[26]. I will not stand godfather to this name, not being aware that in Kikwafi there is any word ‘aro’ signifying great or greatness. The abstract term, however, is general in South African languages. Mr Rebmann says it may mean the ‘Mountain of Caravans’ (Jaro), that is to say, a landmark for caravans—but this is going far afield.
[27]. Capt.

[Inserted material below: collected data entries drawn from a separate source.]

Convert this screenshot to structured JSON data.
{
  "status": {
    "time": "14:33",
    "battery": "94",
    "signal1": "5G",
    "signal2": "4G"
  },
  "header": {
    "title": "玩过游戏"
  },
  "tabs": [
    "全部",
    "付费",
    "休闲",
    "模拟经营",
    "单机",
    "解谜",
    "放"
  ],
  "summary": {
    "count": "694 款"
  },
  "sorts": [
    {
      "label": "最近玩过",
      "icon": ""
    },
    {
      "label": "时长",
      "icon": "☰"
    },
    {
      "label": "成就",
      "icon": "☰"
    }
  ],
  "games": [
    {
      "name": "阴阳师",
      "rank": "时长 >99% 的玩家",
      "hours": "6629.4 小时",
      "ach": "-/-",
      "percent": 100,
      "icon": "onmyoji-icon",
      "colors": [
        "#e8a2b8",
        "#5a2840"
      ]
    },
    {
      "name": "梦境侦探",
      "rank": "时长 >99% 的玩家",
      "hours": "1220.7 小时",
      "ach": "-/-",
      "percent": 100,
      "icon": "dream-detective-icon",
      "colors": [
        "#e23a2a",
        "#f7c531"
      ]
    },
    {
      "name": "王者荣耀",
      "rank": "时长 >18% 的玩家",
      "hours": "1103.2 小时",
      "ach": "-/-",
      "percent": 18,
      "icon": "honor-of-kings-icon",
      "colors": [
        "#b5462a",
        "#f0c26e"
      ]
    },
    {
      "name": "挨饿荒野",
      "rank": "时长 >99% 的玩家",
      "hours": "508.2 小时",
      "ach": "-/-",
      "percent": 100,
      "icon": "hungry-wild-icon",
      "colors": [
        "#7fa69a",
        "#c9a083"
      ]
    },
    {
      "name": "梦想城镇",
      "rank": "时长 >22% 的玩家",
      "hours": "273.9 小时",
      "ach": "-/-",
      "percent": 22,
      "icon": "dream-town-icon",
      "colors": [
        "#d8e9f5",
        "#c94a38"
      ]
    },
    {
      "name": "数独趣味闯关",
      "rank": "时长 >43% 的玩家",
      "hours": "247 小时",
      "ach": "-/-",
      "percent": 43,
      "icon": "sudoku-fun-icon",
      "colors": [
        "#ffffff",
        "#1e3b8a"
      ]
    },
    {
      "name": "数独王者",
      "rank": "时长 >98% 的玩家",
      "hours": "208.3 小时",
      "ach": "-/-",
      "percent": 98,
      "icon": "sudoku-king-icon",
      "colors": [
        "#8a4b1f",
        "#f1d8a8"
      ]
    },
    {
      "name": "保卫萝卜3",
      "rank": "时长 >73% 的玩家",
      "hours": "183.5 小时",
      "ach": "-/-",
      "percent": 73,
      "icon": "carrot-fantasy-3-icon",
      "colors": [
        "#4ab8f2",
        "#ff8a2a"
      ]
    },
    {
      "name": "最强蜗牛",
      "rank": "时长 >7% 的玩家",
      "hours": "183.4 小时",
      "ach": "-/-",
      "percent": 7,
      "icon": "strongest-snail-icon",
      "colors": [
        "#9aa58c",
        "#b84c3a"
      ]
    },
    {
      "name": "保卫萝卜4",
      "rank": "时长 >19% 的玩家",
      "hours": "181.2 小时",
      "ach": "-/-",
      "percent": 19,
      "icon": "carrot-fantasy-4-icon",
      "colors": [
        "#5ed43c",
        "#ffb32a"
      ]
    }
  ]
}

Grant (a Walk across Africa, chap. viii.) has given ‘Jumah’s Stories about Kilimanjaro.’ We could not meet with specimens of the onyxes, carnelians, and crystals washed by rain-torrents down the gorges and gullies of Kilima-njaro, and of which a few have found their way to the coast—hence probably the ‘carnelian currency’ (p. 29) of Mr Cooley’s ‘Kirimanjara.’ Of course such a circulation could never have sufficed for one-thousandth part of the interior trade, nor could the frozen heights of Kilima-njaro ever have ‘been the highest ridge crossed by the road to Monomoezi.’
[28]. Mdogo in Kisawahili means a short man.
[29]. The Moslems of the islands and the coast call all the pagans Washenzi, and the word is opposed to Mháji—a Moslem generally—and to Wazumba, the Wasawihili of the northern region. On the continent it is, I have said, applied to a servile or helot caste, originally from the S. West of the Panga-ni river, and afterwards settled in Bondei.
[30]. For the Persian ruins on this coast the reader will consult Herr Richard Branner’s Forschungen in Ost Afrika, Mittheilungen, 1868.
[31]. The Arabs, who have no P, must change it to an F, e.g. Fanga-ni and Fagazi for Pagazi, a porter. The latter word is ridiculously enough turned into a verb, e.g. ‘ba-yatafaggazú’[‘ba-yatafaggazú’], ‘they act carriers.’
[32]. Yet it has not become wholly obsolete. Mr Henry Adrian Churchill, C.B., formerly H. M.’s Consul, Zanzibar, when examined before the Select Committee on slave trade (July 13, 1871), made the total amount of exportation from Zanzibar Island, $1,527,800. Of this $100,000 represented copal; $2400 stood for hippopotamus’ teeth; $663,600 for ivory; and $270,000 for slaves. Thus no notice of cowries is taken; and the trade rivalry of H.M. Régis and Fabre has succeeded in putting down the shell-money.
[33]. Mr Wakefield (loc. cit.) writes the word ‘Rúvu,’ and says that it is Kizegúa (Kizegura). I believe that this is the name by which it is known, not only ‘a few days in the interior,’ but immediately beyond the embouchure. As has already been remarked, the wild people would pronounce the words Kizegúa and Mzegúa, the civilized Kizegura and Mzegura. Dr Krapf prefers Luffu, Lufu being the more truly African form. Mr Cooley (Lower Africa, &c., p. 79) has Ruvú, a mere error, and he actually confounds it with the great Rufuma stream, a hundred miles to the south.
[34]. The full-blooded negro is called Sidi (Seedy) or Sidi bhai (‘my lord brother’) throughout Western India. I have said that the expression, derived from his address to his master, is unknown at Zanzibar: to Europe it is made familiar by El Cid Campeador, but it must not be confounded with Sayyid, as it has lately been by a writer in the Athenæum (No. 2288, Sept. 2, 1871).
[35]. Ch’hungu, the generic name for an ant, must not be confounded with ‘Chungu,’ a pot.